苦い後悔が胸に広がる。ただの風邪だからと軽く見て、病気の祖母を置き去りにして学校へ行ったあの日を思いだす。なにもかもが日常でしかなかった。少し冷えた秋の雨の日で、祖母は大丈夫だからと玄関口で寝巻のまま初穂を見送った。初穂はなにも気づけなかった。あんなにも目前にそのときが差し迫っていたというのに。どうしてあのとき、学校を休んででも祖母を病院に連れて行かなかったのか。せめてそばにいて看病していれば、祖母の体調の悪化に気づくこともできたのではないか。
台所で倒れていた祖母を発見したのは、学校から帰ってきた初穂だった。体を縮めて小さくなり、胸のあたりの寝巻を両手できつく握りしめたまま、気を失っていた。暗く寒い部屋でそうして倒れている祖母は、もうすでに影の一部になってしまったように見えた。

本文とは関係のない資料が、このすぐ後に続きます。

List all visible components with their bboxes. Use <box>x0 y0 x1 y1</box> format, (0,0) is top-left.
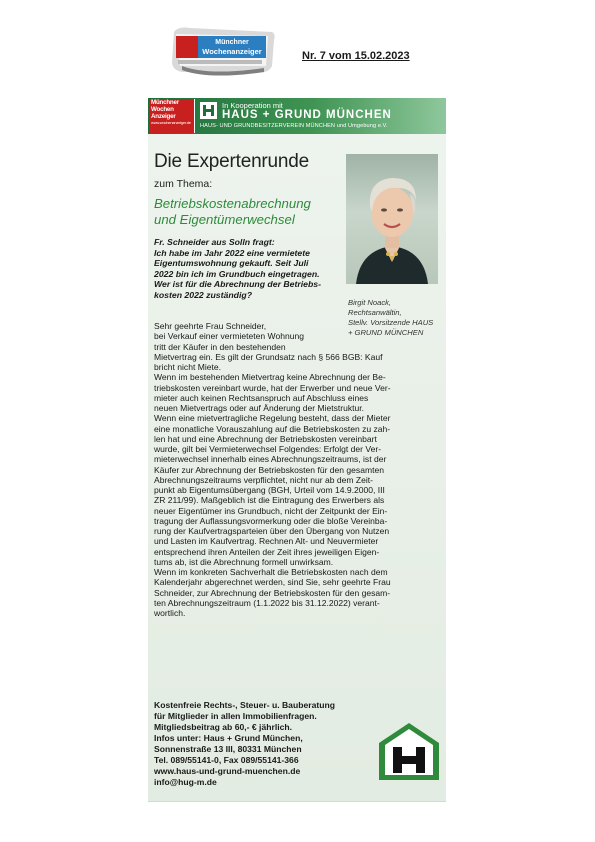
body-line: Kalenderjahr abgerechnet werden, sind Sie, sehr geehrte Frau <box>154 577 391 588</box>
body-line: neuen Mietvertrags oder auf Änderung der Mietstruktur. <box>154 403 364 413</box>
body-line: punkt ab Eigentumsübergang (BGH, Urteil vom 14.9.2000, III <box>154 485 385 495</box>
caption-line: + GRUND MÜNCHEN <box>348 328 424 337</box>
article-title <box>154 196 311 228</box>
body-line: neuer Eigentümer ins Grundbuch, nicht der Zeitpunkt der Ein- <box>154 505 388 516</box>
haus-grund-logo-icon <box>379 723 439 780</box>
mwa-line1: Münchner <box>151 99 179 106</box>
body-line: Wenn im konkreten Sachverhalt die Betriebskosten nach dem <box>154 567 388 577</box>
logo-text-1: Münchner <box>215 39 249 46</box>
reader-question <box>154 237 329 301</box>
body-line: Mietvertrag ein. Es gilt der Grundsatz nach § 566 BGB: Kauf <box>154 351 383 362</box>
cooperation-banner <box>148 98 446 134</box>
body-line: wurde, gilt bei Vermieterwechsel Folgendes: Erfolgt der Ver- <box>154 444 382 454</box>
expert-article <box>148 98 446 802</box>
info-line: Sonnenstraße 13 III, 80331 München <box>154 744 302 754</box>
cooperation-label: In Kooperation mit <box>222 101 283 110</box>
caption-line: Birgit Noack, <box>348 298 392 307</box>
body-line: tragung der Auflassungsvormerkung oder die bloße Vereinba- <box>154 515 388 526</box>
body-line: tums ab, ist die Abrechnung formell unwirksam. <box>154 556 334 567</box>
org-name: HAUS + GRUND MÜNCHEN <box>222 109 392 121</box>
body-line: rung der Kaufvertragsparteien über den Übergang von Nutzen <box>154 526 390 536</box>
haus-grund-icon <box>200 102 217 119</box>
body-line: bricht nicht Miete. <box>154 362 221 372</box>
org-subtitle: HAUS- UND GRUNDBESITZERVEREIN MÜNCHEN und Umgebung e.V. <box>200 123 388 129</box>
question-line: Fr. Schneider aus Solln fragt: <box>154 237 275 247</box>
body-line: mieterwechsel innerhalb eines Abrechnungszeitraums, ist der <box>154 454 387 465</box>
info-line: Mitgliedsbeitrag ab 60,- € jährlich. <box>154 722 293 732</box>
body-line: und Lasten im Kaufvertrag. Rechnen Alt- und Neuvermieter <box>154 536 379 547</box>
body-line: wortlich. <box>154 608 186 618</box>
body-line: Schneider, zur Abrechnung der Betriebskosten für den gesam- <box>154 587 391 598</box>
info-line: Tel. 089/55141-0, Fax 089/55141-366 <box>154 755 299 765</box>
body-line: Wenn im bestehenden Mietvertrag keine Abrechnung der Be- <box>154 372 386 383</box>
info-line: Kostenfreie Rechts-, Steuer- u. Bauberatung <box>154 700 335 710</box>
caption-line: Rechtsanwältin, <box>348 308 402 317</box>
logo-text-2: Wochenanzeiger <box>202 47 262 56</box>
website-link[interactable]: www.haus-und-grund-muenchen.de <box>154 766 301 776</box>
question-line: 2022 bin ich im Grundbuch eingetragen. <box>154 268 320 279</box>
body-line: entsprechend ihren Anteilen der Zeit ihres jeweiligen Eigen- <box>154 546 380 557</box>
body-line: len hat und eine Abrechnung der Betriebskosten vereinbart <box>154 433 377 444</box>
body-line: tritt der Käufer in den bestehenden <box>154 341 286 352</box>
mwa-line2: Wochen <box>151 106 174 113</box>
title-line: Betriebskostenabrechnung <box>154 196 311 211</box>
mwa-logo <box>149 99 195 133</box>
author-photo <box>346 154 438 284</box>
body-line: ZR 211/99). Maßgeblich ist die Eintragung des Erwerbers als <box>154 495 385 506</box>
body-line: eine monatliche Vorauszahlung auf die Betriebskosten zu zah- <box>154 423 391 434</box>
caption-line: Stellv. Vorsitzende HAUS <box>348 318 434 327</box>
question-line: Eigentumswohnung gekauft. Seit Juli <box>154 258 309 269</box>
body-line: mieter auch keinen Rechtsanspruch auf Abschluss eines <box>154 392 369 403</box>
mwa-line3: Anzeiger <box>151 113 176 120</box>
email-link[interactable]: info@hug-m.de <box>154 777 217 787</box>
muenchner-wochenanzeiger-logo <box>168 22 278 80</box>
info-line: für Mitglieder in allen Immobilienfragen. <box>154 711 317 721</box>
body-line: triebskosten vereinbart wurde, hat der Erwerber und neue Ver- <box>154 382 391 393</box>
question-line: Ich habe im Jahr 2022 eine vermietete <box>154 247 310 258</box>
article-heading: Die Expertenrunde <box>154 151 310 172</box>
issue-number: Nr. 7 vom 15.02.2023 <box>302 50 410 62</box>
question-line: Wer ist für die Abrechnung der Betriebs- <box>154 279 322 290</box>
body-line: Käufer zur Abrechnung der Betriebskosten für den gesamten <box>154 464 384 475</box>
body-line: Sehr geehrte Frau Schneider, <box>154 321 267 331</box>
question-line: kosten 2022 zuständig? <box>154 289 253 300</box>
body-line: bei Verkauf einer vermieteten Wohnung <box>154 331 304 342</box>
body-line: ten Abrechnungszeitraum (1.1.2022 bis 31.12.2022) verant- <box>154 597 380 608</box>
body-line: Abrechnungszeitraums verpflichtet, nicht nur ab dem Zeit- <box>154 474 373 485</box>
body-line: Wenn eine mietvertragliche Regelung besteht, dass der Mieter <box>154 413 391 424</box>
mwa-url: www.wochenanzeiger.de <box>151 120 191 125</box>
article-topic-label: zum Thema: <box>154 178 213 190</box>
membership-info <box>154 700 366 788</box>
info-line: Infos unter: Haus + Grund München, <box>154 733 303 743</box>
title-line: und Eigentümerwechsel <box>154 212 295 227</box>
article-body <box>154 321 441 618</box>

なにかが崩れるような派手な物音がして、初穂ははっと顔を上げる。その物音は一階からだった。
「秋夜?」
廊下に出て呼びかける。返事はない。不気味な静寂を感じる。
慌てて階段を下りた。祖母のことを考えていたせいか、不安の塊が喉の奥で疼く。
果たして秋夜は居間にいた。暗い部屋でその場に力なく倒れている姿を見て、初穂は恐怖に囚われる。
「秋夜!」
駆け寄り乱暴に肩を揺すると、秋夜は呻きながら身を起こした。
「ごめん、驚かせた。熱があったみたいで、目眩がして転んだだけだ」
「きゅ、救急車!」
電話に向かって走りだそうとする初穂の手首を秋夜が咄嗟に掴み、制止する。
「必要ない。ただの風邪だし、ただ転んだだけでどこも痛めてないから」
「だけど……っ!」
「僕は母さんのようにはならないから」
気づかぬうちに初穂は涙を流していた。現在と過去が交差して、秋夜と祖母の姿が重なり、混乱し狼狽し震えが止まらない。

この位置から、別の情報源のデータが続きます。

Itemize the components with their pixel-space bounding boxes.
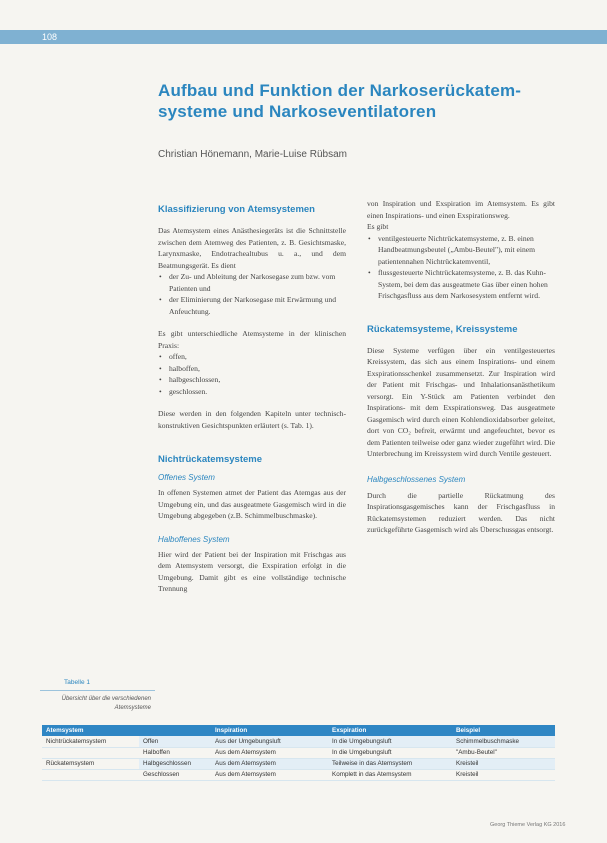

神は許さなかったのだ。叔父とのふたりきりの世界を。それを望んでしまったことを。だから祖母の命を奪い、今度は秋夜の命までも奪うのだ。これは罰だ。罰ならば初穂は望んで身を差しだすが、きっと神は神であるがゆえにもっとも厳しい罰を与えるのだろう。
背筋を恐怖が走り抜ける。肌が粟立ち、震えは一向に治まらない。最悪の想像しか脳裏に浮かばない。だが現実は、いつも想像の最悪より斜め上を行く。
神様――。
初穂は心のなかで叫んだ。
もう決して秋夜との世界を望んだりはしない。だから、秋夜の命を奪ったりしないでください。どうかふたりでこたつを囲み、みかんを食べるひとときを奪わないでください。罰を下すというのなら、どうかわたし自身に罰をお与えください。